The movie, that is. Starring Mark Wahlberg as retired Marine Gunnery Sergeant and scout/sniper Bob Lee Swagger.  Since the non-shooting public gets most of its information on guns from films like this, I figured why not go see it and look for all its little glitches and miscues.

Before Shooter came onscreen, I was forced to sit through trailers for six new films that seemed to consist mostly of car crashes. I remember a time when trailers were mostly Indians being shot off horses, or closeups of Clark Gable trying to get his tongue around Lana Turner’s tonsils. But now it’s car crashes. Anyway…

*In the first scene, Gunny Swagger and his spotter are about to shoot at bad guys and the spotter is calling off distances in yards. The military has been metric since the 1960s.

*A few minutes later, Gunny Swagger shoots down a helicopter with a .50 BMG rifle, cranking off a dozen shots or so with no hearing protection. In real life, he would never hear anything again. Ever.

*Gunny Bob Lee (now Ret.) takes a shot at a can of Dinty Moore Beef Stew at 2000 yards with his .50 BMG bolt-action. He is now wearing earmuffs, but his massive, beer-drinking dog is lying alongside the rifle only a few yards away. In real life, at the pull of the trigger, the dog would run off in 50-foot bounds, emitting howls of agony at every leap. What the Gunny has against Dinty Moore is not explained.

* To save the life of an FBI agent, the Gunny shoots four bad guys in the head with a .22 rimfire at 200 yards from offhand while standing in a rowboat on a river.

* The FBI agent had been fitted with a prosthetic device—an arm brace–designed to force him to shoot himself in the head. There might be a market for something like this in the real world.

* Kate Mara, an extremely hot babe who plays Sarah Fenn, the heroine of the film, shoots one of the bad guys with a Beretta M92 which has been taken, unfired, from another villain. The slide locks open after only 4 shots. Why did the bad guy load only 4 rounds in a magazine that holds 17?
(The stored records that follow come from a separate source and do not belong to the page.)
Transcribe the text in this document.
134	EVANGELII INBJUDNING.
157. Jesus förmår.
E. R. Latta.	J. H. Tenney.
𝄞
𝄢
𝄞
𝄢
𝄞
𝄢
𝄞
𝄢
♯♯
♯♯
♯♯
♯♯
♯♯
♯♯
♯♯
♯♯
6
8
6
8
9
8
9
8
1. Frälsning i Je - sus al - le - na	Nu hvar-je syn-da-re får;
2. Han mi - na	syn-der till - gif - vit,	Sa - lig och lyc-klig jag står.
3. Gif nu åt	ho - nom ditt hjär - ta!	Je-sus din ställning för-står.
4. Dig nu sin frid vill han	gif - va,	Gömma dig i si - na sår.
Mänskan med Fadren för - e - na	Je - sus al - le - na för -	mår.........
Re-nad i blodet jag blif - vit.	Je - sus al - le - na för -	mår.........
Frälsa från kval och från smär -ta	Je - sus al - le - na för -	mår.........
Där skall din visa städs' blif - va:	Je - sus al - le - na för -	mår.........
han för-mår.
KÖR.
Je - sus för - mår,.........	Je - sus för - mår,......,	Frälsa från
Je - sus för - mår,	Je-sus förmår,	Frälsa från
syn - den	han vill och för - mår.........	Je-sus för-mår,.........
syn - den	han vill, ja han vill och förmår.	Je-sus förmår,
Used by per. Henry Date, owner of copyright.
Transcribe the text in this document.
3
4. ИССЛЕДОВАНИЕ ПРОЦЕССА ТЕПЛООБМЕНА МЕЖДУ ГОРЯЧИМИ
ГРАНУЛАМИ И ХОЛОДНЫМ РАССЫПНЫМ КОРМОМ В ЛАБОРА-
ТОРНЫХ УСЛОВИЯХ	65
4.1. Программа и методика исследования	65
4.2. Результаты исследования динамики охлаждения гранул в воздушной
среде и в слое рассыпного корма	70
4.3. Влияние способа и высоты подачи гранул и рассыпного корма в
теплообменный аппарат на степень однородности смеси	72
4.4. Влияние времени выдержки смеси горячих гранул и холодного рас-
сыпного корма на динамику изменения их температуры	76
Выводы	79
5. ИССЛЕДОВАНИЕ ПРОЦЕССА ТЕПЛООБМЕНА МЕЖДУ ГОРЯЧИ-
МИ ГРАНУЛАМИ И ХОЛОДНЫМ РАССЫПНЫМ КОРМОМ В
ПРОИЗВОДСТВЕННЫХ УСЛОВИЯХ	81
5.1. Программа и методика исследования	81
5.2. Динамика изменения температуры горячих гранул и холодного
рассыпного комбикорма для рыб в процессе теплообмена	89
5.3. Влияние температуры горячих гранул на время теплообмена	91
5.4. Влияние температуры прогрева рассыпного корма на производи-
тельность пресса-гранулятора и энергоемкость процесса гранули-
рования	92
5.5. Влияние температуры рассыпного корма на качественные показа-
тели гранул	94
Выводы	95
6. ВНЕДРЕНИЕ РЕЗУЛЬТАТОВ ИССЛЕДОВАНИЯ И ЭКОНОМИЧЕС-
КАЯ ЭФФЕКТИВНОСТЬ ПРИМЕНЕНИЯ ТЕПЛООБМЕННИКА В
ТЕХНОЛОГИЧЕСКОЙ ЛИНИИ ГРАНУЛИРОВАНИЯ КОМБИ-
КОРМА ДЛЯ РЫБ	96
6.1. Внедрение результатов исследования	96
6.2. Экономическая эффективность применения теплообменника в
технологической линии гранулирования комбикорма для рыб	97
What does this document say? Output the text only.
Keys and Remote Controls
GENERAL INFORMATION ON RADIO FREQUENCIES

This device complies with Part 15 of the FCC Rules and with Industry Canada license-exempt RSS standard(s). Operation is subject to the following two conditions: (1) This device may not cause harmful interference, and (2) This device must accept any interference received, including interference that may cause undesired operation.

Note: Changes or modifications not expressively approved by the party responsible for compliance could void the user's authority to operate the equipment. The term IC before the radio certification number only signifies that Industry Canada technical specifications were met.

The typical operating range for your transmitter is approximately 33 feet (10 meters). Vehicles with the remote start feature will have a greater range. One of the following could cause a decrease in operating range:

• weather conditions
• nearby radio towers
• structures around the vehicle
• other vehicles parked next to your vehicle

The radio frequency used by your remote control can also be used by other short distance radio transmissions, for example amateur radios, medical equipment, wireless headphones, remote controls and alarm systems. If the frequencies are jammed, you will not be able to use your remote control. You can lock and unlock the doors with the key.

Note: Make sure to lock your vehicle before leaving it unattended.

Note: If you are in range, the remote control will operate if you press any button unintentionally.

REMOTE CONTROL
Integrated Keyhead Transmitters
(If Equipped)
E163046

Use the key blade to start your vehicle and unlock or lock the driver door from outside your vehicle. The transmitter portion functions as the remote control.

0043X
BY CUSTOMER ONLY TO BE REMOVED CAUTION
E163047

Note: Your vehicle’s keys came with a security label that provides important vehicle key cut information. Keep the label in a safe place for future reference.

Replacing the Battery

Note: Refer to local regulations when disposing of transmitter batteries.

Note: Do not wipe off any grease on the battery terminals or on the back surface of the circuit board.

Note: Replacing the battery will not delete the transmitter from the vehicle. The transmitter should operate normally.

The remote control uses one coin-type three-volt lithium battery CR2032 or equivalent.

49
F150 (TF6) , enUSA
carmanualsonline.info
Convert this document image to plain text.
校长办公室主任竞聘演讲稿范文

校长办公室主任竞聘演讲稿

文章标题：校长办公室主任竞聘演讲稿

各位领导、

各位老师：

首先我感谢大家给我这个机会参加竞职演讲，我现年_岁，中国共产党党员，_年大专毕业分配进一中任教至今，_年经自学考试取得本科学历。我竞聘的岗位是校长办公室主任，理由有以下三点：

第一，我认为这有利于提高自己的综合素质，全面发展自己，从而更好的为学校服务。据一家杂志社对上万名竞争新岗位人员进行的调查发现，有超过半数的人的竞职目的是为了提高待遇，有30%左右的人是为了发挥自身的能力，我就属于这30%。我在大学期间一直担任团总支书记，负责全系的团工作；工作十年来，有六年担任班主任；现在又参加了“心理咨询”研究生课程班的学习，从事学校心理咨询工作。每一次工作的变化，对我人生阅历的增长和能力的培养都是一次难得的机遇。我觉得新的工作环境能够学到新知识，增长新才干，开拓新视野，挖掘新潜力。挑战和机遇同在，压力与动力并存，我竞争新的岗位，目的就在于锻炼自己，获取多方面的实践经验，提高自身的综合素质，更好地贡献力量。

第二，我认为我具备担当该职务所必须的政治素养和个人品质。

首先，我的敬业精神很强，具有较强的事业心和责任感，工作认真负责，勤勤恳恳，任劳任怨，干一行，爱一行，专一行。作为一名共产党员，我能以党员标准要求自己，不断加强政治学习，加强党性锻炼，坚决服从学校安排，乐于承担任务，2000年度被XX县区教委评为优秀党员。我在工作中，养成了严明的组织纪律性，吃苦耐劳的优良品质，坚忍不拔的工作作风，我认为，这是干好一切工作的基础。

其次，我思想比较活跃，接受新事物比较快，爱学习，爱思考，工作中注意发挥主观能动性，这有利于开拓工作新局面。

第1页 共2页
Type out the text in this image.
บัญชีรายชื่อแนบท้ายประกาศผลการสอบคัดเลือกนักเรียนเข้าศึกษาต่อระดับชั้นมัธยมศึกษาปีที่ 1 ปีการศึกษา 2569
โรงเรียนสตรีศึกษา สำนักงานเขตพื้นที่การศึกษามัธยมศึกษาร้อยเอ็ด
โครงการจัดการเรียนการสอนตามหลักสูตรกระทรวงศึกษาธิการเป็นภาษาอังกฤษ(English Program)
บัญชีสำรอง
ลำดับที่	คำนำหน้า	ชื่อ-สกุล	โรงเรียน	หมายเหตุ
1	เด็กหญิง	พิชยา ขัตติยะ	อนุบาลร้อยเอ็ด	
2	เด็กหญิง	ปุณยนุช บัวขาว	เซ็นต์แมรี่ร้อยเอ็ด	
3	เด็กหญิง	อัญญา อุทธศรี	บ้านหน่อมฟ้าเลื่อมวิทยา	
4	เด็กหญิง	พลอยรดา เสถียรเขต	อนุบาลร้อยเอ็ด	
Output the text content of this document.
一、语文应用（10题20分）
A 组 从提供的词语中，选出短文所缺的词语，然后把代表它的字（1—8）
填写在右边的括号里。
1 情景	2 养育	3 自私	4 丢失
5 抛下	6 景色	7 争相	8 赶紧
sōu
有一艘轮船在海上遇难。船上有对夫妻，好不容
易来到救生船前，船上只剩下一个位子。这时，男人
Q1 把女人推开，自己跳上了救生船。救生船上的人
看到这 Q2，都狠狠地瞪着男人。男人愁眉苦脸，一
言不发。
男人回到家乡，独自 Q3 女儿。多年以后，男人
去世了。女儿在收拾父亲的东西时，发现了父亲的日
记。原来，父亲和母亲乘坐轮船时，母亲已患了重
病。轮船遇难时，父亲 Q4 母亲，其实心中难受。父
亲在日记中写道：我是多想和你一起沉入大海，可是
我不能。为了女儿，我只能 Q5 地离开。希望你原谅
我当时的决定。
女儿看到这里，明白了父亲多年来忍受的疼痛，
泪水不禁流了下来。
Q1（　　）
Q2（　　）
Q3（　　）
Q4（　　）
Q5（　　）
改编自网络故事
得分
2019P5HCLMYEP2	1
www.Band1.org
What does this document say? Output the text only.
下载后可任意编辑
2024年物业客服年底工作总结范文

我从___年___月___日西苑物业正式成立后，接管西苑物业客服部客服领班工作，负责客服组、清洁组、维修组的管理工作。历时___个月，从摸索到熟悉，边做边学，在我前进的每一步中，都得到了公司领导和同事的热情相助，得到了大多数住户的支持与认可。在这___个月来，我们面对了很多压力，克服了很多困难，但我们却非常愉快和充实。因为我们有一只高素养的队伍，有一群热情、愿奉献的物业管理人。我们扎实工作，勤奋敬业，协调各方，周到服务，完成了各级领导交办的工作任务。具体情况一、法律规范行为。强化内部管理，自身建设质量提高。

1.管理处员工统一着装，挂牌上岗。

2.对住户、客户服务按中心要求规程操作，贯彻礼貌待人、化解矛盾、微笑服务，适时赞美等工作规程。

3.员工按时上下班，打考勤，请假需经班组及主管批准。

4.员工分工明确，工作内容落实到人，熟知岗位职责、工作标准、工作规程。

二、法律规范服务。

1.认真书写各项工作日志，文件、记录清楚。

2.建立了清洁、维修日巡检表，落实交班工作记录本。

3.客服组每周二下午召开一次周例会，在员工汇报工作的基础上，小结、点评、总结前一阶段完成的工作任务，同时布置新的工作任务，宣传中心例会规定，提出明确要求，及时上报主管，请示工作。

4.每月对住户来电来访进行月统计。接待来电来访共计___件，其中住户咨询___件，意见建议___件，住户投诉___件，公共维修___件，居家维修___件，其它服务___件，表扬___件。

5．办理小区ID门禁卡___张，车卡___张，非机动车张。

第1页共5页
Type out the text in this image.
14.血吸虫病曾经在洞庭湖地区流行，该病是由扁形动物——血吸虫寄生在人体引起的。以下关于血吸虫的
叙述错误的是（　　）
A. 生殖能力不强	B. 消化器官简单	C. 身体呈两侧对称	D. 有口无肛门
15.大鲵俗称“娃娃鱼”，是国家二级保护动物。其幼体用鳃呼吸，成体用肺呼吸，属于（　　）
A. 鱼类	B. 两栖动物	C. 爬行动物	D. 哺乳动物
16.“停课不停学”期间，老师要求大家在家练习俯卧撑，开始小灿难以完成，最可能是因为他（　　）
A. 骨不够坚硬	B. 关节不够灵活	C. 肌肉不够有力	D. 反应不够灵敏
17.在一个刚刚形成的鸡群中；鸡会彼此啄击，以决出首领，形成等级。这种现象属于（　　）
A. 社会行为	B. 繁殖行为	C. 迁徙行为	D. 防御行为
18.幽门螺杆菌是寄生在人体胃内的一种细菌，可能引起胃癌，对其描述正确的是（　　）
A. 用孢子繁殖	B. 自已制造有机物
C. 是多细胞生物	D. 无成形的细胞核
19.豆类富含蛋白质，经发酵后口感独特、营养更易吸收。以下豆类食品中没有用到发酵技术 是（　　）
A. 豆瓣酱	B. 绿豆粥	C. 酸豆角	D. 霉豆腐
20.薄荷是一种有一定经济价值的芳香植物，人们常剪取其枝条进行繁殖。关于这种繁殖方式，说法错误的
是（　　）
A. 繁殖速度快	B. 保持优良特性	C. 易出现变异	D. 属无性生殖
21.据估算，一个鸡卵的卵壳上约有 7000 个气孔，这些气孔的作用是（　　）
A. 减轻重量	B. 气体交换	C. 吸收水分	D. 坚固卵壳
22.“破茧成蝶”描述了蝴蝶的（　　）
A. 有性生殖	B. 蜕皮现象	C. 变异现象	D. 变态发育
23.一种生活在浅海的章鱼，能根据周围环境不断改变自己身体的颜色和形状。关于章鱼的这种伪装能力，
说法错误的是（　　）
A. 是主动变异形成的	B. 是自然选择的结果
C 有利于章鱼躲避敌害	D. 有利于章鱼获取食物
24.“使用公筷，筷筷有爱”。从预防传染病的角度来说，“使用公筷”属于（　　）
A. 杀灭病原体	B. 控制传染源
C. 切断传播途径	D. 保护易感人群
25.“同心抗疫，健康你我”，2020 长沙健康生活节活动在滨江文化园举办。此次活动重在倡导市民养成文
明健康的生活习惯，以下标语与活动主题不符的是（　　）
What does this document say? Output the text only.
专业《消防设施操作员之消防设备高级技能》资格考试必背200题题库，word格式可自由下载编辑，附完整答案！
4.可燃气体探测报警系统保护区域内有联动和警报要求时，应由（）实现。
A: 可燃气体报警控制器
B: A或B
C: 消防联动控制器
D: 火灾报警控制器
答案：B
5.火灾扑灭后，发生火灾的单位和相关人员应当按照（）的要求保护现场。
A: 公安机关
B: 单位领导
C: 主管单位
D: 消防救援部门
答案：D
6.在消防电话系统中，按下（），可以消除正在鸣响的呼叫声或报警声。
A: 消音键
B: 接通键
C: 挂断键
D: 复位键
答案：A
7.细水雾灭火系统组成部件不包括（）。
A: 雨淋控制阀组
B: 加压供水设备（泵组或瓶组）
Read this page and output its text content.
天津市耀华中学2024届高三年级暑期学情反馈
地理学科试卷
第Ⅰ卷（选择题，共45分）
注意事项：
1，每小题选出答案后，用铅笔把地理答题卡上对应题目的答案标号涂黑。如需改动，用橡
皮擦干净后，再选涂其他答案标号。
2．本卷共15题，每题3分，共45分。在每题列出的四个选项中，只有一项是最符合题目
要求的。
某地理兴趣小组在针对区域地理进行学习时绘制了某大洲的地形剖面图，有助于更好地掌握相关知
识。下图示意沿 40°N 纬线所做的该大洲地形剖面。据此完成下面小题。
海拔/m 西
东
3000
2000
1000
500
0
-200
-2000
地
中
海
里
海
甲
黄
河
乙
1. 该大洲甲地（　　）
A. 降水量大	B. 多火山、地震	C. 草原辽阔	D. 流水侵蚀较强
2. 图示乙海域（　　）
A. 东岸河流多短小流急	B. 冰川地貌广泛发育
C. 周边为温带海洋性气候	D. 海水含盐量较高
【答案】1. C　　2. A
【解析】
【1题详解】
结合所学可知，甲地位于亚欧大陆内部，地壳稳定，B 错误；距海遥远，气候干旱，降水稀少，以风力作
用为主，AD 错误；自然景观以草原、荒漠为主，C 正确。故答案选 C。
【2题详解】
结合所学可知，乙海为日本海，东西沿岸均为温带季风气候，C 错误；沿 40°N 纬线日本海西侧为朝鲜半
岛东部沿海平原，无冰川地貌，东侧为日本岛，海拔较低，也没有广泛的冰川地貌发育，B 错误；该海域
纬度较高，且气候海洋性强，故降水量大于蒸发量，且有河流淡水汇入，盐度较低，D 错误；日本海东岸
* At the end of the film, Ret. Gunny Bob Lee proves his innocence by revealing that he has swapped the firing pins in all his rifles, rendering them inert. Do I have to comment on this?

Best line in the film: Bob Lee says, “I’m just a redneck peckerwood who lives alone with too many guns.”

Go see it.  It’s a lot of fun and, as I said, Kate Mara is some hottie.